Speaking at a high-level summit on Congo and the region in Burundi’s commercial capital Bujumbura, UN Secretary-General Antonio Guterres on Saturday called for redoubling efforts to achieve lasting peace and security in eastern Democratic Republic of Congo and the Great Lakes region.
Guterres reiterated that both local and foreign armed groups in Congo must lay down their arms.
“I encourage the signatory countries, the African Union, the International Conference on the Great Lakes Region and the Southern African Development Community to redouble their efforts,” said Guterres.
The meeting attended by several regional leaders was convened to review progress and challenges on implementing the Regional Oversight Mechanism of the Peace, Security and Cooperation Framework for Congo and the region, signed in Ethiopia in 2013.
Guterres said the signing of the framework agreement 10 years ago raised many hopes.
“It marked a turning point, in which countries in the region made concrete commitments to end recurrent cycles of violence, particularly in eastern DR Congo, and build lasting peace and security … unfortunately, the current crisis underscores how far we still have to go,” he said.
There are more than 100 armed groups in Congo, including Congolese and foreigners.
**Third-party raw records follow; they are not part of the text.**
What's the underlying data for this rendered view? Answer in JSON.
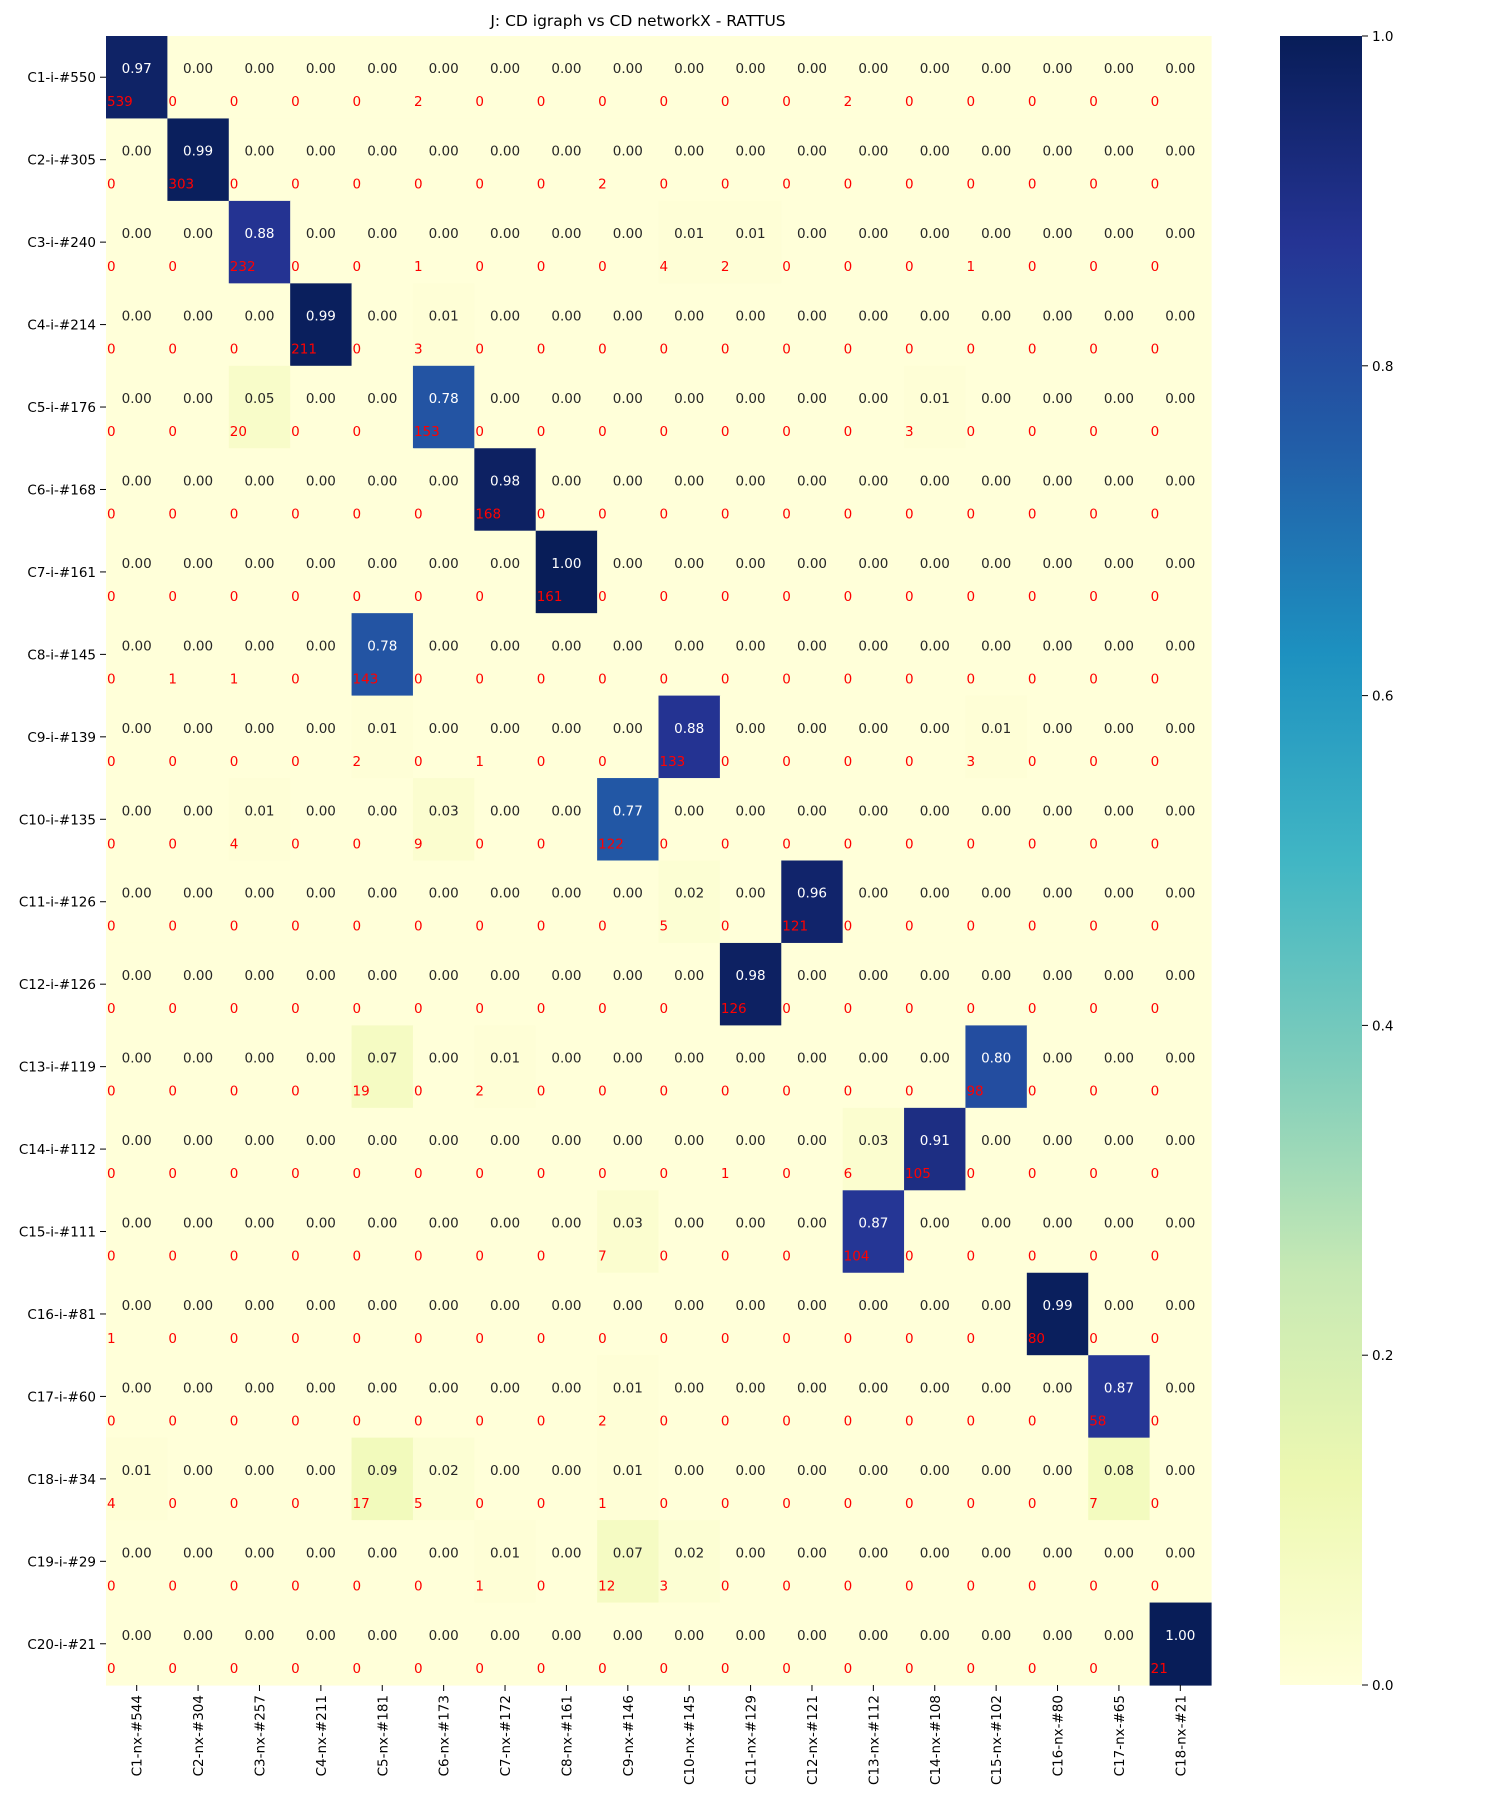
{
  "chart_data": {
    "type": "heatmap",
    "title": "J: CD igraph vs CD networkX - RATTUS",
    "rows": [
      "C1-i-#550",
      "C2-i-#305",
      "C3-i-#240",
      "C4-i-#214",
      "C5-i-#176",
      "C6-i-#168",
      "C7-i-#161",
      "C8-i-#145",
      "C9-i-#139",
      "C10-i-#135",
      "C11-i-#126",
      "C12-i-#126",
      "C13-i-#119",
      "C14-i-#112",
      "C15-i-#111",
      "C16-i-#81",
      "C17-i-#60",
      "C18-i-#34",
      "C19-i-#29",
      "C20-i-#21"
    ],
    "columns": [
      "C1-nx-#544",
      "C2-nx-#304",
      "C3-nx-#257",
      "C4-nx-#211",
      "C5-nx-#181",
      "C6-nx-#173",
      "C7-nx-#172",
      "C8-nx-#161",
      "C9-nx-#146",
      "C10-nx-#145",
      "C11-nx-#129",
      "C12-nx-#121",
      "C13-nx-#112",
      "C14-nx-#108",
      "C15-nx-#102",
      "C16-nx-#80",
      "C17-nx-#65",
      "C18-nx-#21"
    ],
    "values": [
      [
        0.97,
        0,
        0,
        0,
        0,
        0,
        0,
        0,
        0,
        0,
        0,
        0,
        0,
        0,
        0,
        0,
        0,
        0
      ],
      [
        0,
        0.99,
        0,
        0,
        0,
        0,
        0,
        0,
        0,
        0,
        0,
        0,
        0,
        0,
        0,
        0,
        0,
        0
      ],
      [
        0,
        0,
        0.88,
        0,
        0,
        0,
        0,
        0,
        0,
        0.01,
        0.01,
        0,
        0,
        0,
        0,
        0,
        0,
        0
      ],
      [
        0,
        0,
        0,
        0.99,
        0,
        0.01,
        0,
        0,
        0,
        0,
        0,
        0,
        0,
        0,
        0,
        0,
        0,
        0
      ],
      [
        0,
        0,
        0.05,
        0,
        0,
        0.78,
        0,
        0,
        0,
        0,
        0,
        0,
        0,
        0.01,
        0,
        0,
        0,
        0
      ],
      [
        0,
        0,
        0,
        0,
        0,
        0,
        0.98,
        0,
        0,
        0,
        0,
        0,
        0,
        0,
        0,
        0,
        0,
        0
      ],
      [
        0,
        0,
        0,
        0,
        0,
        0,
        0,
        1.0,
        0,
        0,
        0,
        0,
        0,
        0,
        0,
        0,
        0,
        0
      ],
      [
        0,
        0,
        0,
        0,
        0.78,
        0,
        0,
        0,
        0,
        0,
        0,
        0,
        0,
        0,
        0,
        0,
        0,
        0
      ],
      [
        0,
        0,
        0,
        0,
        0.01,
        0,
        0,
        0,
        0,
        0.88,
        0,
        0,
        0,
        0,
        0.01,
        0,
        0,
        0
      ],
      [
        0,
        0,
        0.01,
        0,
        0,
        0.03,
        0,
        0,
        0.77,
        0,
        0,
        0,
        0,
        0,
        0,
        0,
        0,
        0
      ],
      [
        0,
        0,
        0,
        0,
        0,
        0,
        0,
        0,
        0,
        0.02,
        0,
        0.96,
        0,
        0,
        0,
        0,
        0,
        0
      ],
      [
        0,
        0,
        0,
        0,
        0,
        0,
        0,
        0,
        0,
        0,
        0.98,
        0,
        0,
        0,
        0,
        0,
        0,
        0
      ],
      [
        0,
        0,
        0,
        0,
        0.07,
        0,
        0.01,
        0,
        0,
        0,
        0,
        0,
        0,
        0,
        0.8,
        0,
        0,
        0
      ],
      [
        0,
        0,
        0,
        0,
        0,
        0,
        0,
        0,
        0,
        0,
        0,
        0,
        0.03,
        0.91,
        0,
        0,
        0,
        0
      ],
      [
        0,
        0,
        0,
        0,
        0,
        0,
        0,
        0,
        0.03,
        0,
        0,
        0,
        0.87,
        0,
        0,
        0,
        0,
        0
      ],
      [
        0,
        0,
        0,
        0,
        0,
        0,
        0,
        0,
        0,
        0,
        0,
        0,
        0,
        0,
        0,
        0.99,
        0,
        0
      ],
      [
        0,
        0,
        0,
        0,
        0,
        0,
        0,
        0,
        0.01,
        0,
        0,
        0,
        0,
        0,
        0,
        0,
        0.87,
        0
      ],
      [
        0.01,
        0,
        0,
        0,
        0.09,
        0.02,
        0,
        0,
        0.01,
        0,
        0,
        0,
        0,
        0,
        0,
        0,
        0.08,
        0
      ],
      [
        0,
        0,
        0,
        0,
        0,
        0,
        0.01,
        0,
        0.07,
        0.02,
        0,
        0,
        0,
        0,
        0,
        0,
        0,
        0
      ],
      [
        0,
        0,
        0,
        0,
        0,
        0,
        0,
        0,
        0,
        0,
        0,
        0,
        0,
        0,
        0,
        0,
        0,
        1.0
      ]
    ],
    "counts": [
      [
        539,
        0,
        0,
        0,
        0,
        2,
        0,
        0,
        0,
        0,
        0,
        0,
        2,
        0,
        0,
        0,
        0,
        0
      ],
      [
        0,
        303,
        0,
        0,
        0,
        0,
        0,
        0,
        2,
        0,
        0,
        0,
        0,
        0,
        0,
        0,
        0,
        0
      ],
      [
        0,
        0,
        232,
        0,
        0,
        1,
        0,
        0,
        0,
        4,
        2,
        0,
        0,
        0,
        1,
        0,
        0,
        0
      ],
      [
        0,
        0,
        0,
        211,
        0,
        3,
        0,
        0,
        0,
        0,
        0,
        0,
        0,
        0,
        0,
        0,
        0,
        0
      ],
      [
        0,
        0,
        20,
        0,
        0,
        153,
        0,
        0,
        0,
        0,
        0,
        0,
        0,
        3,
        0,
        0,
        0,
        0
      ],
      [
        0,
        0,
        0,
        0,
        0,
        0,
        168,
        0,
        0,
        0,
        0,
        0,
        0,
        0,
        0,
        0,
        0,
        0
      ],
      [
        0,
        0,
        0,
        0,
        0,
        0,
        0,
        161,
        0,
        0,
        0,
        0,
        0,
        0,
        0,
        0,
        0,
        0
      ],
      [
        0,
        1,
        1,
        0,
        143,
        0,
        0,
        0,
        0,
        0,
        0,
        0,
        0,
        0,
        0,
        0,
        0,
        0
      ],
      [
        0,
        0,
        0,
        0,
        2,
        0,
        1,
        0,
        0,
        133,
        0,
        0,
        0,
        0,
        3,
        0,
        0,
        0
      ],
      [
        0,
        0,
        4,
        0,
        0,
        9,
        0,
        0,
        122,
        0,
        0,
        0,
        0,
        0,
        0,
        0,
        0,
        0
      ],
      [
        0,
        0,
        0,
        0,
        0,
        0,
        0,
        0,
        0,
        5,
        0,
        121,
        0,
        0,
        0,
        0,
        0,
        0
      ],
      [
        0,
        0,
        0,
        0,
        0,
        0,
        0,
        0,
        0,
        0,
        126,
        0,
        0,
        0,
        0,
        0,
        0,
        0
      ],
      [
        0,
        0,
        0,
        0,
        19,
        0,
        2,
        0,
        0,
        0,
        0,
        0,
        0,
        0,
        98,
        0,
        0,
        0
      ],
      [
        0,
        0,
        0,
        0,
        0,
        0,
        0,
        0,
        0,
        0,
        1,
        0,
        6,
        105,
        0,
        0,
        0,
        0
      ],
      [
        0,
        0,
        0,
        0,
        0,
        0,
        0,
        0,
        7,
        0,
        0,
        0,
        104,
        0,
        0,
        0,
        0,
        0
      ],
      [
        1,
        0,
        0,
        0,
        0,
        0,
        0,
        0,
        0,
        0,
        0,
        0,
        0,
        0,
        0,
        80,
        0,
        0
      ],
      [
        0,
        0,
        0,
        0,
        0,
        0,
        0,
        0,
        2,
        0,
        0,
        0,
        0,
        0,
        0,
        0,
        58,
        0
      ],
      [
        4,
        0,
        0,
        0,
        17,
        5,
        0,
        0,
        1,
        0,
        0,
        0,
        0,
        0,
        0,
        0,
        7,
        0
      ],
      [
        0,
        0,
        0,
        0,
        0,
        0,
        1,
        0,
        12,
        3,
        0,
        0,
        0,
        0,
        0,
        0,
        0,
        0
      ],
      [
        0,
        0,
        0,
        0,
        0,
        0,
        0,
        0,
        0,
        0,
        0,
        0,
        0,
        0,
        0,
        0,
        0,
        21
      ]
    ],
    "colorbar": {
      "colormap": "YlGnBu",
      "range": [
        0,
        1
      ],
      "ticks": [
        "0.0",
        "0.2",
        "0.4",
        "0.6",
        "0.8",
        "1.0"
      ]
    },
    "colors": {
      "count_label": "#ff0000",
      "label_dark_bg": "#ffffff",
      "label_light_bg": "#262626"
    }
  }
}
The groups accused of committing serious human rights abuses, including sexual violence, pose threat on the stability of the entire Great Lakes region.
The Addis Ababa framework agreement was aimed at ending recurring violence in Congo and resolving conflict, tackling instability, and building sustainable peace in the region – with the UN, African Union, International Conference on the Great Lakes Region, and the Southern African Development Community, acting as the guarantor institutions.
Appealing to armed groups to join the Congolese government process of demobilization, disarmament and reintegration, the UN chief called on “political and community leaders to put an end to hate speech and incitement to violence.”
Congolese President Felix Tshisekedi said “certain signatories have violated the Addis Ababa framework agreement,” reiterating claims accusing Rwanda of supporting the M23 rebel group fighting his government in the east.
Rwanda, which was represented at the summit by Prime Minister Edouard Ngirente, has constantly denied the charge. More than 500,000 people have fled their homes since the resurgence of the M23 in November 2021, according to the UN.
Burundi’s President Evariste Ndayishimiye called for “African wisdom to find African solutions to African problems.” South Africa’s President Cyril Ramaphosa, Ugandan President Yoweri Museveni and Moussa Faki Mahamat, the African Union Commission chairperson, attended the meeting among others.